Female GPs earn 13% less than male colleagues
By Prisca Middlemiss, 19 November 2009
Research suggests women need to demand more pay, but gap also due to out-of-hours work differences.
Dr Fabre: 'women afraid to ask'
Women GPs earn £11,000 less than men for doing the same job, a report reveals.
The 13 per cent pay gap is only partly explained by women's family commitments.
Male GPs earned £83,333 on average in 2006, while women earned £72,250.
In The Pay Gap for Women in Medicine and Academic Medicine, co-published with the BMA, the Medical Women's Federation (MWF) suggested that women are reluctant to bargain their pay up.
Academic research hints that 'women are poor or unwilling negotiators', the report said.
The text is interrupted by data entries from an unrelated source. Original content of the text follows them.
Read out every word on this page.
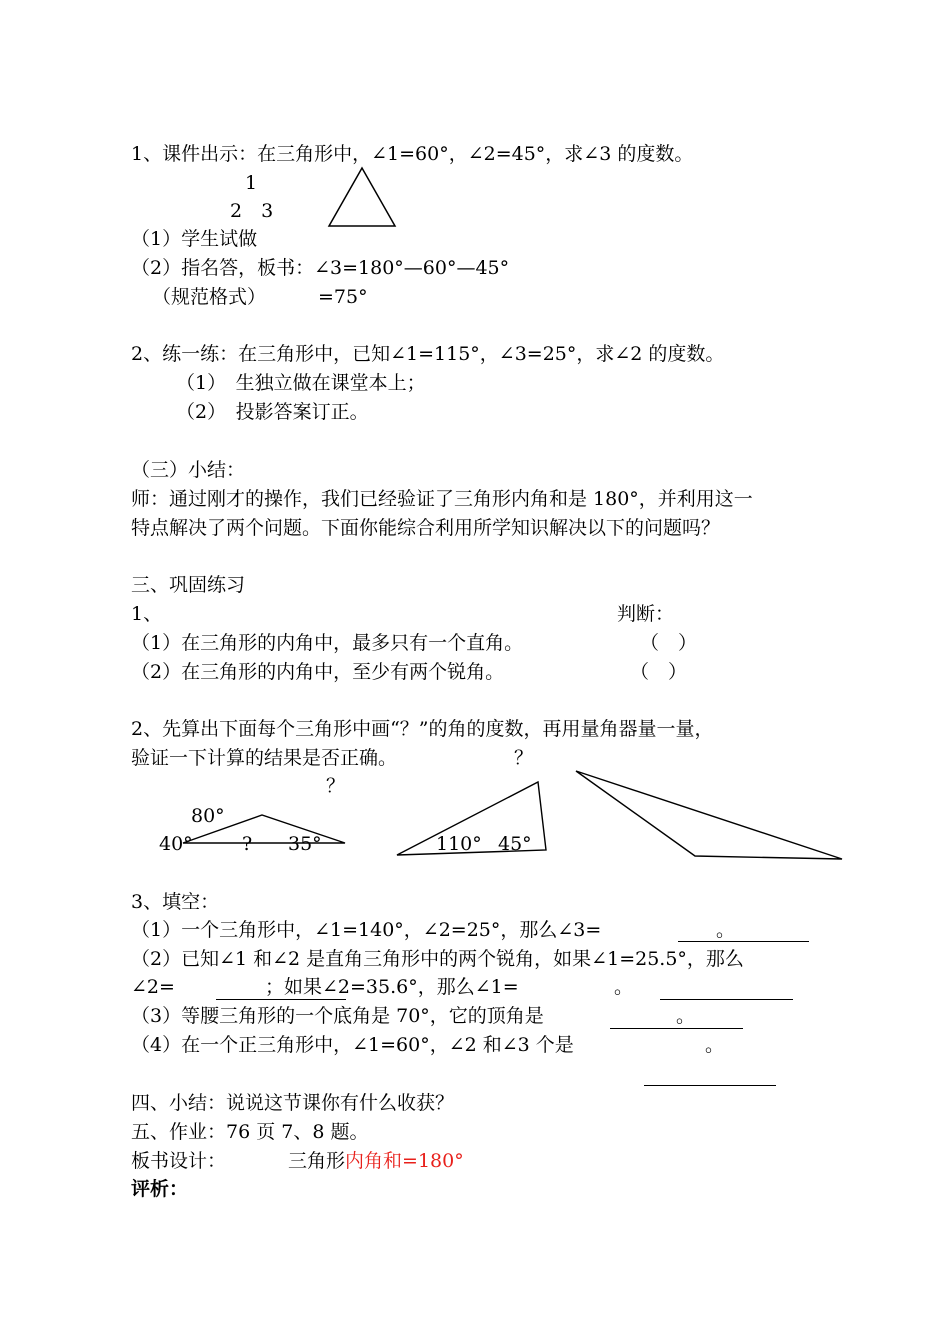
1、课件出示：在三角形中，∠1=60°，∠2=45°，求∠3 的度数。
1
2　3
（1）学生试做
（2）指名答，板书：∠3=180°—60°—45°
（规范格式）	=75°
2、练一练：在三角形中，已知∠1=115°，∠3=25°，求∠2 的度数。
（1）　生独立做在课堂本上；
（2）　投影答案订正。
（三）小结：
师：通过刚才的操作，我们已经验证了三角形内角和是 180°，并利用这一
特点解决了两个问题。下面你能综合利用所学知识解决以下的问题吗？
三、巩固练习
1、	判断：
（1）在三角形的内角中，最多只有一个直角。	（　）
（2）在三角形的内角中，至少有两个锐角。	（　）
2、先算出下面每个三角形中画“？”的角的度数，再用量角器量一量，
验证一下计算的结果是否正确。	？
？
80°
40°	? 35°	110° 45°
3、填空：
（1）一个三角形中，∠1=140°，∠2=25°，那么∠3=	。
（2）已知∠1 和∠2 是直角三角形中的两个锐角，如果∠1=25.5°，那么
∠2=	；如果∠2=35.6°，那么∠1=	。
（3）等腰三角形的一个底角是 70°，它的顶角是	。
（4）在一个正三角形中，∠1=60°，∠2 和∠3 个是	。
四、小结：说说这节课你有什么收获？
五、作业：76 页 7、8 题。
板书设计：	三角形内角和=180°
评析：
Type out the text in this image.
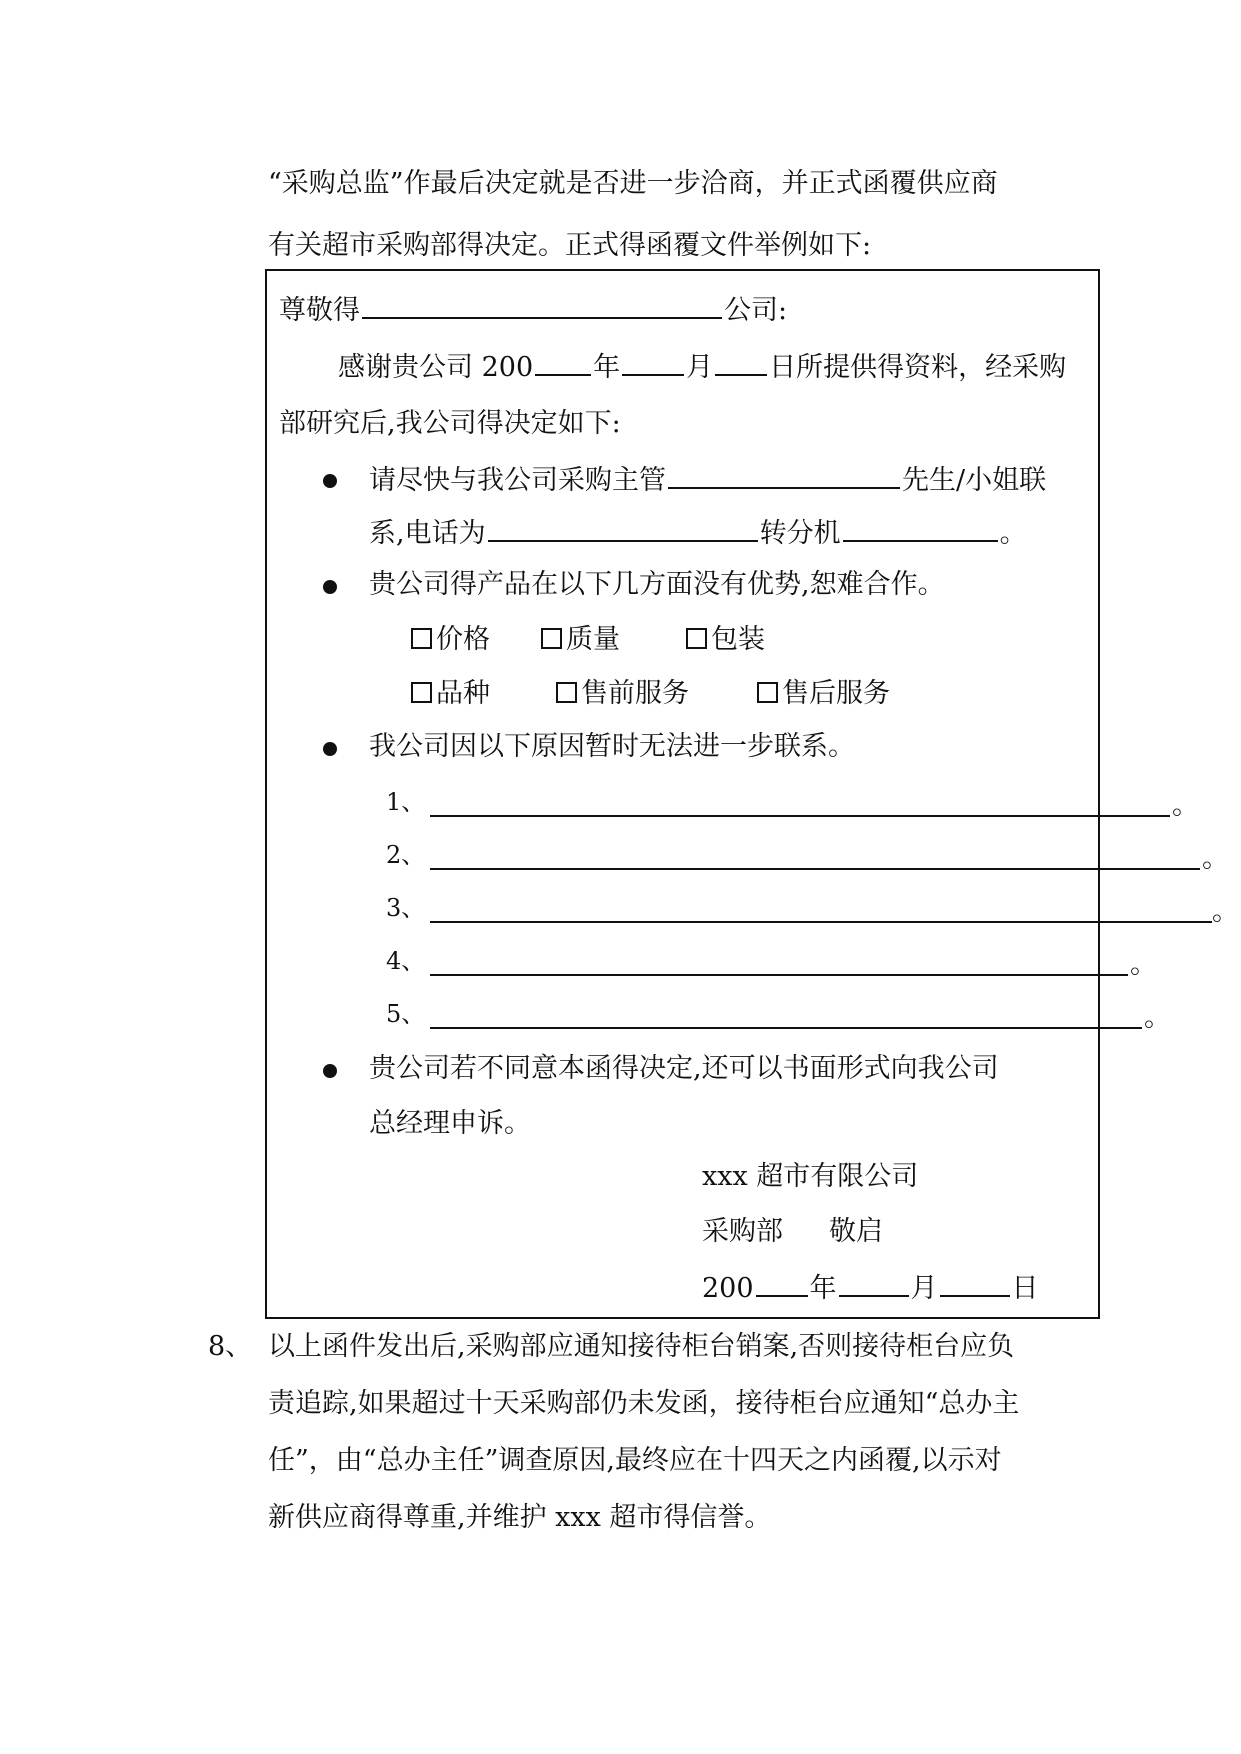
“采购总监”作最后决定就是否进一步洽商，并正式函覆供应商
有关超市采购部得决定。正式得函覆文件举例如下:
尊敬得	公司:
感谢贵公司 200 年 月 日所提供得资料，经采购
部研究后,我公司得决定如下:
请尽快与我公司采购主管	先生/小姐联
系,电话为	转分机	。
贵公司得产品在以下几方面没有优势,恕难合作。
价格	质量	包装
品种	售前服务	售后服务
我公司因以下原因暂时无法进一步联系。
1、	。
2、	。
3、	。
4、	。
5、	。
贵公司若不同意本函得决定,还可以书面形式向我公司
总经理申诉。
xxx 超市有限公司
采购部 敬启
200 年	月	日
8、 以上函件发出后,采购部应通知接待柜台销案,否则接待柜台应负
责追踪,如果超过十天采购部仍未发函，接待柜台应通知“总办主
任”，由“总办主任”调查原因,最终应在十四天之内函覆,以示对
新供应商得尊重,并维护 xxx 超市得信誉。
Dr Clarissa Fabre, MWF president-elect and a GP in Uckfield, East Sussex, agreed: 'Women do not like to bring up money or, for example, time to parity. It is in their nature not to ask. They want something that is convenient for their lives. Men are much more forward about it.'
The MWF said half the pay gap is explainable. Men's earnings outstrip women's because they are more likely to take on extra work, Dr Fiona Cornish, MWF member and a GP in Cambridge, said.
'In my own practice there are three women and two men. We all earn exactly the same rates but the men do far more out-of-hours,' Dr Cornish said.
The MWF report found an 8 per cent pay gap among trainees. But GP trainees do better than other doctors. 'In this cohort, there appears to be a significant salary premium for women associated with working in general practice,' the report said.
Dr Cornish added: 'I do not think there is any discrimination against women in general practice in pay.'
GPs made up 6 per cent of the 1,162 doctors who completed a pay survey of women in academic and clinical medicine.